HOW TO SPOT COVID-19 PATIENTS: SPEECH & SOUND AUDIO ANALYSIS FOR
PRELIMINARY DIAGNOSIS OF SARS-COV-2 CORONA PATIENTS
Abstract
Background: The global cases of Covid-19 increasing day by day. On Nov.
25, 2020, a total of 59,850,910 cases reported globally with a 1,411,216
global death. In India, total cases in the country now stand at
91,77,841 including 86,04,955 recoveries and 4,38,667 active cases as of
Nov. 24, 2020, as per data issued by ICMR. A new generation of
voice/audio analysis application which can tell whether the person is
suffering from COVID-19 or not. Aims: To describe how to establish a new
generation of voice/audio analysis applications to identify the
suspected covid-19 hidden cases in hotspot areas with the help of an
audio sample of the general public.
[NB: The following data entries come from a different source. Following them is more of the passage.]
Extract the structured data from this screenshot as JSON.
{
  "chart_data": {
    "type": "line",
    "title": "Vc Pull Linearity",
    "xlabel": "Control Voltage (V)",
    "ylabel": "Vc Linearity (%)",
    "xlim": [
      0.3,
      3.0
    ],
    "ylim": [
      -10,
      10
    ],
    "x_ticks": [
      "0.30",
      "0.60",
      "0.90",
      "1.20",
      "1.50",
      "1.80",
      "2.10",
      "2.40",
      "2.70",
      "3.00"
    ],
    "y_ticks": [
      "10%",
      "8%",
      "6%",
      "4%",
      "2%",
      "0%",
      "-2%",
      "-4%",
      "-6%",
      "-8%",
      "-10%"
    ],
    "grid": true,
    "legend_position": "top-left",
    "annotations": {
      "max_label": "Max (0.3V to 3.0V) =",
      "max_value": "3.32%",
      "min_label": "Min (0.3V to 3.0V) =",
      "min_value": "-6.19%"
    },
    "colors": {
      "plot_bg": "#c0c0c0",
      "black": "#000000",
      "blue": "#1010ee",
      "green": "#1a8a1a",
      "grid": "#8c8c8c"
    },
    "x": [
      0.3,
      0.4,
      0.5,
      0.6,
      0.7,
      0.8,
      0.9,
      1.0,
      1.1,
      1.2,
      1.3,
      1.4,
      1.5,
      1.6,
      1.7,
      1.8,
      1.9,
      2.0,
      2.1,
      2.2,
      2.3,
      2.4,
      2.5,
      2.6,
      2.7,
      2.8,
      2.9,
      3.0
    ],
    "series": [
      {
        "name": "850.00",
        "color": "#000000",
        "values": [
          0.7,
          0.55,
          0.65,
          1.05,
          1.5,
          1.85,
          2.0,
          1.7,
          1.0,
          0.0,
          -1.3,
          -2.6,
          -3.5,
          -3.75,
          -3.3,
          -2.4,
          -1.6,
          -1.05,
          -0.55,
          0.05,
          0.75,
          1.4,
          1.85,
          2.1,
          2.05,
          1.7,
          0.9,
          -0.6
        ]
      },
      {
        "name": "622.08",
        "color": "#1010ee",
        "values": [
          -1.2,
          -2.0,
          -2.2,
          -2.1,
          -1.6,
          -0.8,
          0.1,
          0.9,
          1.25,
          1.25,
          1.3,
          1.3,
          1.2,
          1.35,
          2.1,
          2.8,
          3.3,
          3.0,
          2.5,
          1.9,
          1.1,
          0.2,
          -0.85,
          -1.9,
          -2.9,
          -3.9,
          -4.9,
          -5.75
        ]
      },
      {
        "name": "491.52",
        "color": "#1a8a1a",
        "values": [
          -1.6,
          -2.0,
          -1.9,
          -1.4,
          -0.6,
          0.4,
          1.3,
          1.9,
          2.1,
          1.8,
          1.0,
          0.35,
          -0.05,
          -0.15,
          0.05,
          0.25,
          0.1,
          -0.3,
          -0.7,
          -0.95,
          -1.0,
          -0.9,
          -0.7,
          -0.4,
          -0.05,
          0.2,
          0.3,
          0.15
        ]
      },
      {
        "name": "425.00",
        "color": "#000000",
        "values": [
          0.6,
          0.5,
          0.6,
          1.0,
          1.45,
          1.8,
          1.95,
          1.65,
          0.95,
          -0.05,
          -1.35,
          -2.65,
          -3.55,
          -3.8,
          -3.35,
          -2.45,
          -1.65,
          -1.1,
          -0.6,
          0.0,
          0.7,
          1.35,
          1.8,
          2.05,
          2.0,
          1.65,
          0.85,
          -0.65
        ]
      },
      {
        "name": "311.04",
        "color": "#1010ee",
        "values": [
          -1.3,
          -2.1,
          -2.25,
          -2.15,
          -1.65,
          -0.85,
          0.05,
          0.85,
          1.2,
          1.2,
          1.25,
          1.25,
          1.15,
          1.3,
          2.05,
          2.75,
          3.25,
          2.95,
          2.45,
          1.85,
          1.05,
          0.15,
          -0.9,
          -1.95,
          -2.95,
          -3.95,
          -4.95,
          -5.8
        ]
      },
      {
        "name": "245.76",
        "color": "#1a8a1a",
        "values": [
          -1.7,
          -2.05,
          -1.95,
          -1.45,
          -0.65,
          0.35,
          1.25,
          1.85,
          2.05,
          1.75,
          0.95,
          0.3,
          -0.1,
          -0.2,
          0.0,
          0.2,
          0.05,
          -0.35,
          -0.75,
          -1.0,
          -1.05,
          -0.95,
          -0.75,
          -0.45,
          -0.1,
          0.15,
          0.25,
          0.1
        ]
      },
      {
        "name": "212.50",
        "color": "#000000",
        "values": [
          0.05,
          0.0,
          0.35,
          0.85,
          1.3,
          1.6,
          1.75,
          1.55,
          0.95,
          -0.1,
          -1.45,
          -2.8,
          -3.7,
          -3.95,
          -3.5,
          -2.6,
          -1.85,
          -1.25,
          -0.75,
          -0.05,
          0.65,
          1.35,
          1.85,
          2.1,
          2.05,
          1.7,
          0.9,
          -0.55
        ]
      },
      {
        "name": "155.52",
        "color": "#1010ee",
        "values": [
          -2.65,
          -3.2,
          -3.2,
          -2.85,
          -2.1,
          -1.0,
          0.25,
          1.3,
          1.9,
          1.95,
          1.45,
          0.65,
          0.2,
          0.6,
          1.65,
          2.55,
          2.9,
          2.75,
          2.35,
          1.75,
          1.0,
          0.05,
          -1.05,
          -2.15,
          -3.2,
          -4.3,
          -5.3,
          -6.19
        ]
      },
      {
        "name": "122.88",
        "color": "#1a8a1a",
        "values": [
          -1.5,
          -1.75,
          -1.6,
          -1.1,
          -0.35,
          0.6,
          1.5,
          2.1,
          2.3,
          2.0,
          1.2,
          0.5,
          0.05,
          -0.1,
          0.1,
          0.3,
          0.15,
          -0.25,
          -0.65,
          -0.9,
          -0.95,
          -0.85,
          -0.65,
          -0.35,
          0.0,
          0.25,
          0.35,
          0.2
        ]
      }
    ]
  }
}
Materials & Methods: The different
patents and data available as literature on the internet are evaluated
to make a new generation of voice/audio analysis application with the
help of an audio sample of the general public. Results: The collection
of the audio sample will be done from the already suffered covid-19
patients in (.Wave files) personally or through phone calls. The audio
samples like the sound of the cough, the pattern of breathing,
respiration rate, and way of speech will be recorded. The parameters
will be evaluated for loudness, articulation, tempo, rhythm, melody, and
timbre. The analysis and interpretation of the parameters can be made
through machine learning and artificial intelligence to detect corona
cases with an audio sample. Discussion: The voice/audio application
current project can be merged with a mobile App called “Aarogya Setu”
by Govt. of India. The project can be implemented in the high-risk area
of Covid-19 in the country. Conclusion: This new method of detecting
cases will decrease the workload in the covid-19 laboratory.